Somos muchos los que queremos que no muera el gallego, llámenlo egoísmo o lo que quieran. No queremos que lo haga porque, si así sucediese, con él moriría una parte de nosotros, la más nuestra y real, la más propia, aquella en la que guardamos los afectos, los olores antiguos, las más antiguas sensaciones, los colores de la huerta más cercana y los aromas familiares desprendidos por las personas más amadas. Hace poco me emocioné porque alguien me trasladó el olor a cloroformo, a eter, que durante mi niñez solía traer mi padre al regresar del hospital en el que trabajaba. Si fuese posible volver a escuchar el canto de un carro, el destemplado sonar de su eje como un violín destemplado, no descarto la posibilidad de verme envuelto en sollozos; perdón, en saloucos. Es de sospechar que los más de los de mi edad seamos ya unos supervivientes, unos náufragos de un tiempo ido, que pronto será olvidado. Quienes nos sigan seguirán siendo gallegos, sin duda alguna. Los kallakoi de los que habla Estrabón lo eran; los oestrimnios de los que habla Risco en su Historia de Galicia, que es como un cuento, sin duda que también lo fueron. Por eso lo serán los que nos sigan, pero ha de ser una lástima que no puedan decir brenza ou saraiva, orballo ou tenza, vacaloura e doniña, dorna e leme, arca e couso, y tantas y tantas otras palabras que únicamente el temor a la pedantería me impide dejar debidamente reflejadas.

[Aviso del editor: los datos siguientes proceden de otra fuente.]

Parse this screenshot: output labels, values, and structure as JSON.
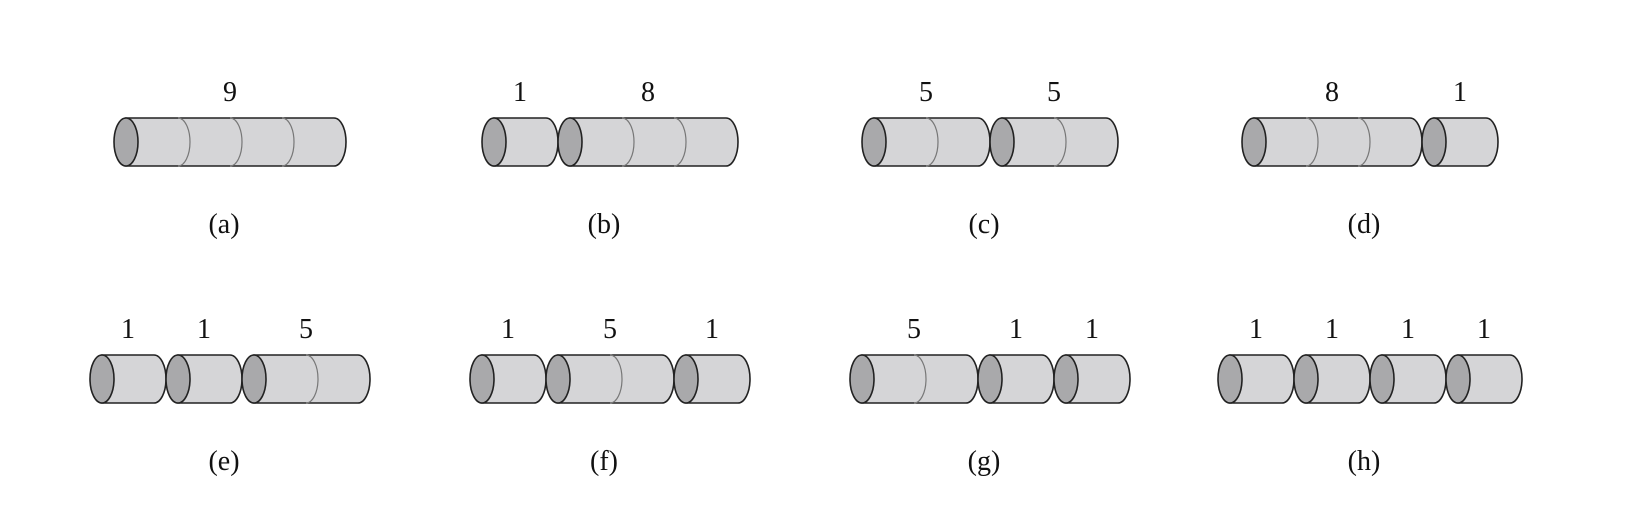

No busquemos culpables. somos nosotros y nadie más quienes lo consentimos del mismo modo que asistimos imperturbables a la desaparición de nuestra agricultura, de nuestra ganadería o de nuestras artes tradicionales de pesca; nosotros, al asistir impávidos a todo ello, mientras hacemos buena la sentencia de Castelao: o galego non protesta, emigra. Chateaubriand, que era bretón, lo dijo de otro modo; después, mucho después, en 1972, llegó monsieur Pompidou y afirmó que la existencia del bretón, del poco que aún sobrevivía, era incompatible con la del francés y que, por lo tanto, sería conveniente proceder a su eliminación. Aquí nadie se atrevió nunca a tanto, quizá por eso sea conveniente señalar que lo que nos pasa sea también culpa nuestra. Pero no creo que espabilemos. Y espero que nadie me envíe cien nueces vacías.